On Thursday, Elon Musk’s SpaceX launched its Starship rocket for the first time. Despite the successful launch, it exploded just minutes after taking off in Texas.
The large rocket is the most powerful of its kind ever launched and reached an altitude of approximately 40km before it started to fall back to Earth before it eventually exploded.
No crew was onboard the test flight, which is considered a major milestone towards Musk’s goal of reaching Mars. "As if the flight test was not exciting enough, Starship experienced a rapid unscheduled disassembly before stage separation," said SpaceX in a statement. "Today's test will help us improve Starship's reliability as SpaceX seeks to make life multi-planetary."
Musk, who previously cautioned that the Starship flight test was not expected to complete all of its phases during the launch, was at the SpaceX control center on Thursday to oversee the flight test.“Congrats @SpaceX team on an exciting test launch of Starship!” tweeted Musk after the launch. “Learned a lot for next test launch in a few months.”

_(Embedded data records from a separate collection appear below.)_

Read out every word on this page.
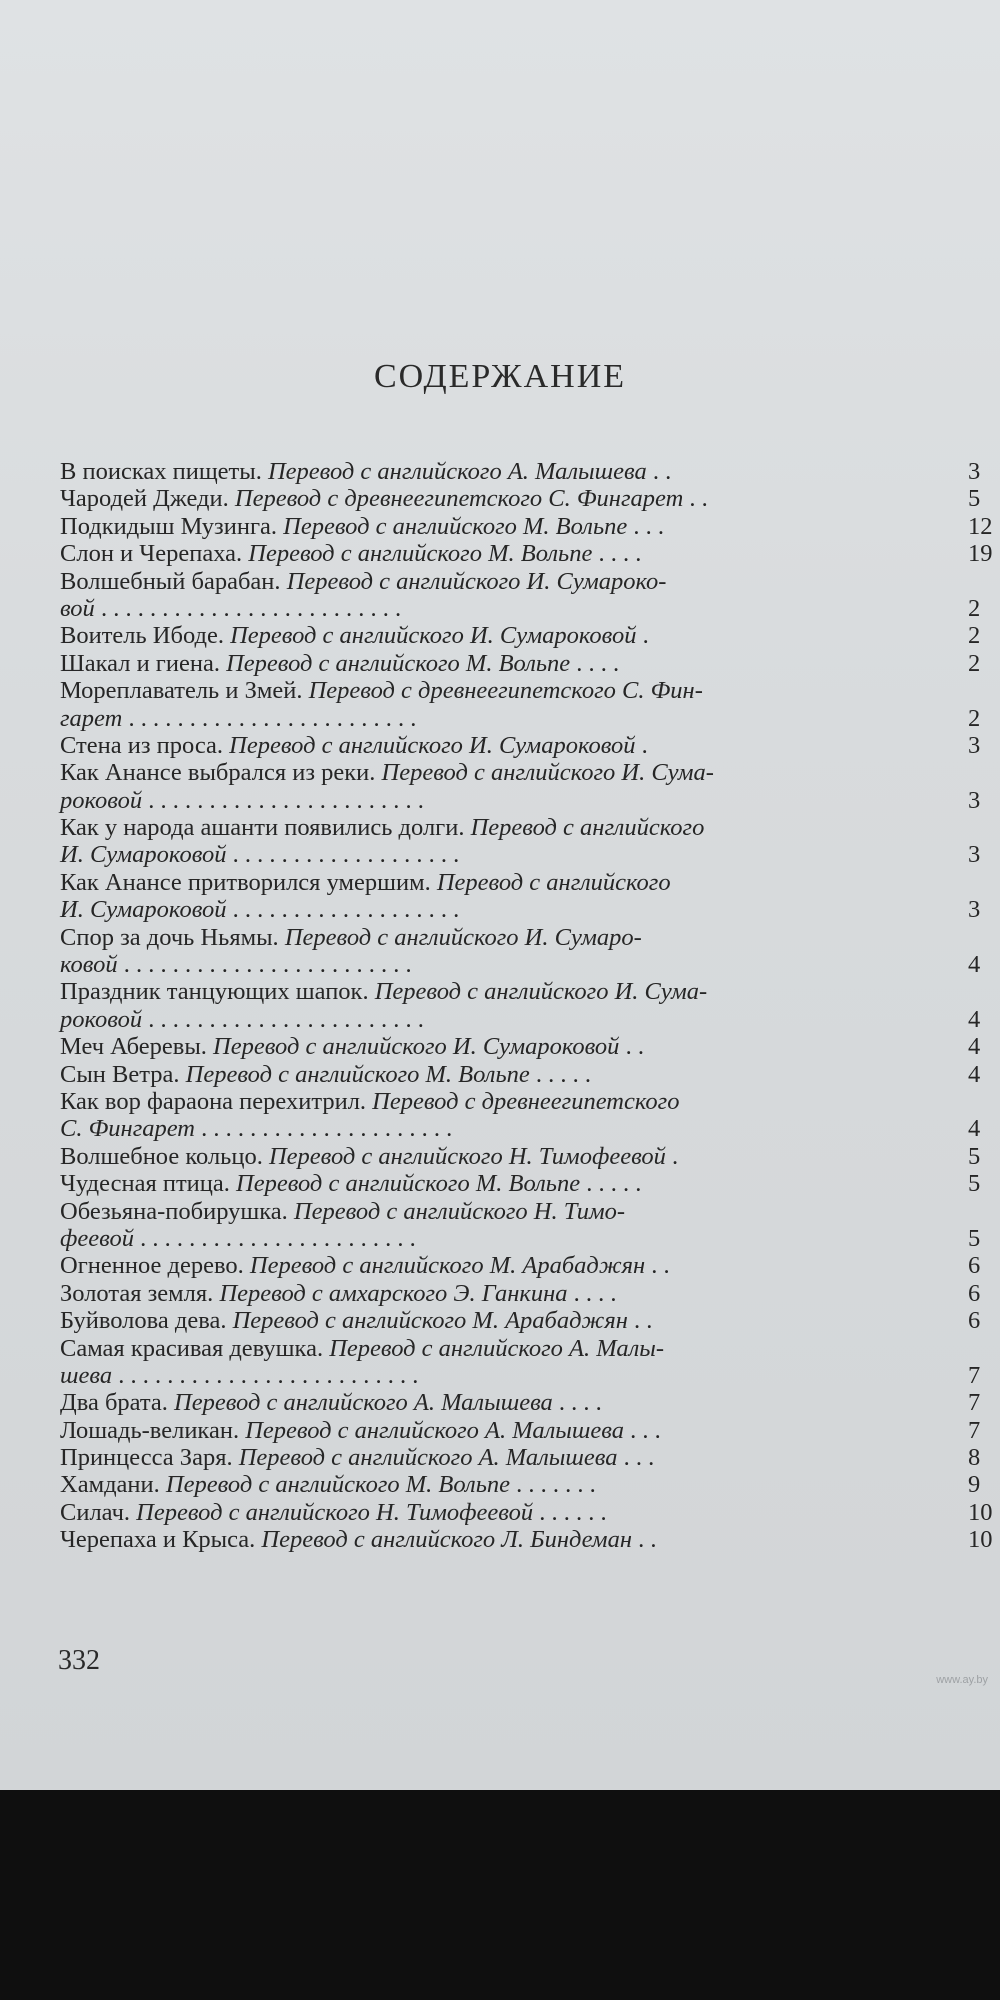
СОДЕРЖАНИЕ
В поисках пищеты. Перевод с английского А. Малышева . .	3
Чародей Джеди. Перевод с древнеегипетского С. Фингарет . .	5
Подкидыш Музинга. Перевод с английского М. Вольпе . . .	12
Слон и Черепаха. Перевод с английского М. Вольпе . . . .	19
Волшебный барабан. Перевод с английского И. Сумароко-
вой . . . . . . . . . . . . . . . . . . . . . . . . .	2
Воитель Ибоде. Перевод с английского И. Сумароковой .	2
Шакал и гиена. Перевод с английского М. Вольпе . . . .	2
Мореплаватель и Змей. Перевод с древнеегипетского С. Фин-
гарет . . . . . . . . . . . . . . . . . . . . . . . .	2
Стена из проса. Перевод с английского И. Сумароковой .	3
Как Анансе выбрался из реки. Перевод с английского И. Сума-
роковой . . . . . . . . . . . . . . . . . . . . . . .	3
Как у народа ашанти появились долги. Перевод с английского
И. Сумароковой . . . . . . . . . . . . . . . . . . .	3
Как Анансе притворился умершим. Перевод с английского
И. Сумароковой . . . . . . . . . . . . . . . . . . .	3
Спор за дочь Ньямы. Перевод с английского И. Сумаро-
ковой . . . . . . . . . . . . . . . . . . . . . . . .	4
Праздник танцующих шапок. Перевод с английского И. Сума-
роковой . . . . . . . . . . . . . . . . . . . . . . .	4
Меч Аберевы. Перевод с английского И. Сумароковой . .	4
Сын Ветра. Перевод с английского М. Вольпе . . . . .	4
Как вор фараона перехитрил. Перевод с древнеегипетского
С. Фингарет . . . . . . . . . . . . . . . . . . . . .	4
Волшебное кольцо. Перевод с английского Н. Тимофеевой .	5
Чудесная птица. Перевод с английского М. Вольпе . . . . .	5
Обезьяна-побирушка. Перевод с английского Н. Тимо-
феевой . . . . . . . . . . . . . . . . . . . . . . .	5
Огненное дерево. Перевод с английского М. Арабаджян . .	6
Золотая земля. Перевод с амхарского Э. Ганкина . . . .	6
Буйволова дева. Перевод с английского М. Арабаджян . .	6
Самая красивая девушка. Перевод с английского А. Малы-
шева . . . . . . . . . . . . . . . . . . . . . . . . .	7
Два брата. Перевод с английского А. Малышева . . . .	7
Лошадь-великан. Перевод с английского А. Малышева . . .	7
Принцесса Заря. Перевод с английского А. Малышева . . .	8
Хамдани. Перевод с английского М. Вольпе . . . . . . .	9
Силач. Перевод с английского Н. Тимофеевой . . . . . .	10
Черепаха и Крыса. Перевод с английского Л. Биндеман . .	10
332
www.ay.by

In comments provided to the Financial Times, former Nasa official Laura Forczyk described the launch as “a partial success” and “not a large setback.” Crucially, the rocket launched, and that’s considered “quite the accomplishment for a new rocket, particularly one as complex as Starship.” The launch was initially scheduled to go forward on Monday, but it was called off last-minute due to issues with the rocket’s main booster.
In addition to plans to allow travel to Mars, Starship has also been designed to carry cargo including satellites. Musk has indicated that another test launch could happen within the next few months.